Obama noted that nearly 180,000 troops were deployed in Iraq and Afghanistan when he took office, and that number will be down to less than 15,000 at the end of the month.

"The time of deploying large ground forces with big military footprints to engage in nation building overseas, that's coming to an end," the commander in chief said in a speech to 3,000 at New Jersey's Joint Base McGuire-Dix-Lakehurst, a launching point for deployments to Afghanistan.

U.S. and NATO troops closed their operational command in Afghanistan last week after 13 years of war. Some troops will remain, however, to carry out operations against Taliban and al-Qaida targets.

"Going forward our military will be leaner," Obama said. "But as your commander in chief, I'm going to make sure we keep you ready for the range of missions that we ask of you. We are going to keep you the best trained, the best led, the best equipped military in the history of the world because the world will still be calling."

The base also has been used to send service members to West Africa to help confront the Ebola crisis.

Obama was greeted upon arrival by Republican Gov. Chris Christie. Obama and the potential 2016 presidential candidate shared a laugh and a long handshake before heading to the event to express gratitude to the troops ahead of the holidays. "You guys are like Santa in fatigues," Obama joked.
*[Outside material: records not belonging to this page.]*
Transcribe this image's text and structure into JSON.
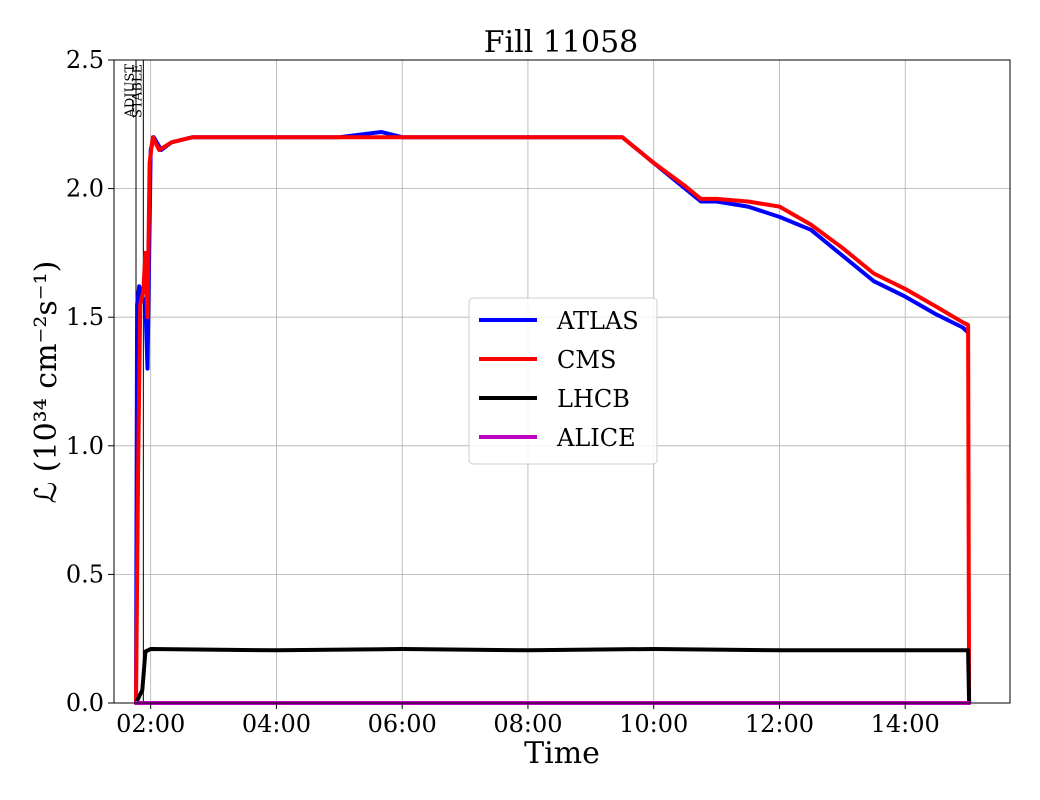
{
  "chart_data": {
    "type": "line",
    "title": "Fill 11058",
    "xlabel": "Time",
    "ylabel": "ℒ (10³⁴ cm⁻²s⁻¹)",
    "xlim": [
      "01:25",
      "15:40"
    ],
    "ylim": [
      0,
      2.5
    ],
    "x_ticks": [
      "02:00",
      "04:00",
      "06:00",
      "08:00",
      "10:00",
      "12:00",
      "14:00"
    ],
    "y_ticks": [
      "0.0",
      "0.5",
      "1.0",
      "1.5",
      "2.0",
      "2.5"
    ],
    "grid": true,
    "legend_position": "center-right",
    "phase_markers": [
      {
        "label": "ADJUST",
        "time": "01:46"
      },
      {
        "label": "STABLE",
        "time": "01:53"
      }
    ],
    "series": [
      {
        "name": "ATLAS",
        "color": "#0000ff",
        "points": [
          [
            "01:46",
            0.0
          ],
          [
            "01:47",
            1.55
          ],
          [
            "01:49",
            1.62
          ],
          [
            "01:52",
            1.58
          ],
          [
            "01:55",
            1.55
          ],
          [
            "01:57",
            1.3
          ],
          [
            "02:00",
            2.15
          ],
          [
            "02:03",
            2.2
          ],
          [
            "02:10",
            2.15
          ],
          [
            "02:20",
            2.18
          ],
          [
            "02:40",
            2.2
          ],
          [
            "03:00",
            2.2
          ],
          [
            "04:00",
            2.2
          ],
          [
            "05:00",
            2.2
          ],
          [
            "05:40",
            2.22
          ],
          [
            "06:00",
            2.2
          ],
          [
            "07:00",
            2.2
          ],
          [
            "08:00",
            2.2
          ],
          [
            "09:00",
            2.2
          ],
          [
            "09:30",
            2.2
          ],
          [
            "10:00",
            2.1
          ],
          [
            "10:30",
            2.0
          ],
          [
            "10:45",
            1.95
          ],
          [
            "11:00",
            1.95
          ],
          [
            "11:30",
            1.93
          ],
          [
            "12:00",
            1.89
          ],
          [
            "12:30",
            1.84
          ],
          [
            "13:00",
            1.74
          ],
          [
            "13:30",
            1.64
          ],
          [
            "14:00",
            1.58
          ],
          [
            "14:30",
            1.51
          ],
          [
            "14:55",
            1.46
          ],
          [
            "15:00",
            1.44
          ]
        ]
      },
      {
        "name": "CMS",
        "color": "#ff0000",
        "points": [
          [
            "01:46",
            0.0
          ],
          [
            "01:48",
            0.9
          ],
          [
            "01:50",
            1.55
          ],
          [
            "01:53",
            1.6
          ],
          [
            "01:55",
            1.75
          ],
          [
            "01:57",
            1.5
          ],
          [
            "01:59",
            2.1
          ],
          [
            "02:02",
            2.2
          ],
          [
            "02:08",
            2.15
          ],
          [
            "02:20",
            2.18
          ],
          [
            "02:40",
            2.2
          ],
          [
            "03:00",
            2.2
          ],
          [
            "04:00",
            2.2
          ],
          [
            "05:00",
            2.2
          ],
          [
            "06:00",
            2.2
          ],
          [
            "07:00",
            2.2
          ],
          [
            "08:00",
            2.2
          ],
          [
            "09:00",
            2.2
          ],
          [
            "09:30",
            2.2
          ],
          [
            "10:00",
            2.1
          ],
          [
            "10:30",
            2.01
          ],
          [
            "10:45",
            1.96
          ],
          [
            "11:00",
            1.96
          ],
          [
            "11:30",
            1.95
          ],
          [
            "12:00",
            1.93
          ],
          [
            "12:30",
            1.86
          ],
          [
            "13:00",
            1.77
          ],
          [
            "13:30",
            1.67
          ],
          [
            "14:00",
            1.61
          ],
          [
            "14:30",
            1.54
          ],
          [
            "14:55",
            1.48
          ],
          [
            "15:00",
            1.47
          ],
          [
            "15:01",
            0.0
          ]
        ]
      },
      {
        "name": "LHCB",
        "color": "#000000",
        "points": [
          [
            "01:46",
            0.0
          ],
          [
            "01:52",
            0.05
          ],
          [
            "01:55",
            0.2
          ],
          [
            "02:00",
            0.21
          ],
          [
            "04:00",
            0.205
          ],
          [
            "06:00",
            0.21
          ],
          [
            "08:00",
            0.205
          ],
          [
            "10:00",
            0.21
          ],
          [
            "12:00",
            0.205
          ],
          [
            "14:00",
            0.205
          ],
          [
            "15:00",
            0.205
          ],
          [
            "15:01",
            0.0
          ]
        ]
      },
      {
        "name": "ALICE",
        "color": "#bf00bf",
        "points": [
          [
            "01:46",
            0.0
          ],
          [
            "15:01",
            0.0
          ]
        ]
      }
    ]
  }
}
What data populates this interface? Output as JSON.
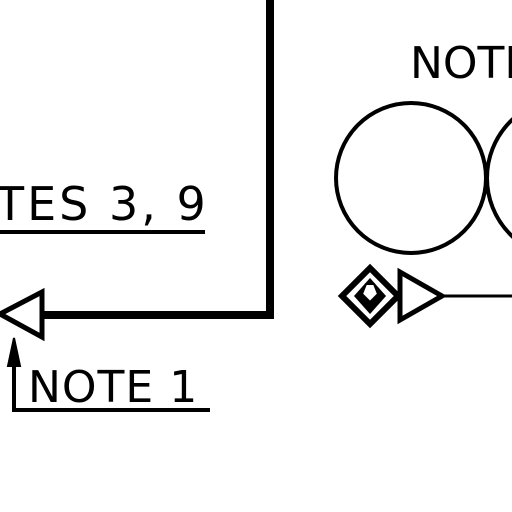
{
  "diagram": {
    "labels": {
      "notes_top": "NOTE",
      "notes_3_9": "TES 3, 9",
      "note_1": "NOTE 1"
    },
    "colors": {
      "line": "#000000",
      "background": "#ffffff"
    },
    "symbols": {
      "left_arrow": "open-triangle-left-icon",
      "diamond": "diamond-valve-icon",
      "right_arrow": "open-triangle-right-icon",
      "leader_arrow": "arrowhead-up-icon"
    }
  }
}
At a time when Republicans are fighting Obama's action to offer reprieve from deportations, the president singled out one immigrant working on the base. Obama said the airman, who fled civil war in his native Congo and joined the U.S. military, has "that same patriotism, that same sense of what we're about as Americans; that same creed that we can all pledge allegiance to regardless of what we look like or where we come from."

"We're fighting on the same team, for the same values and same ideals," Obama said.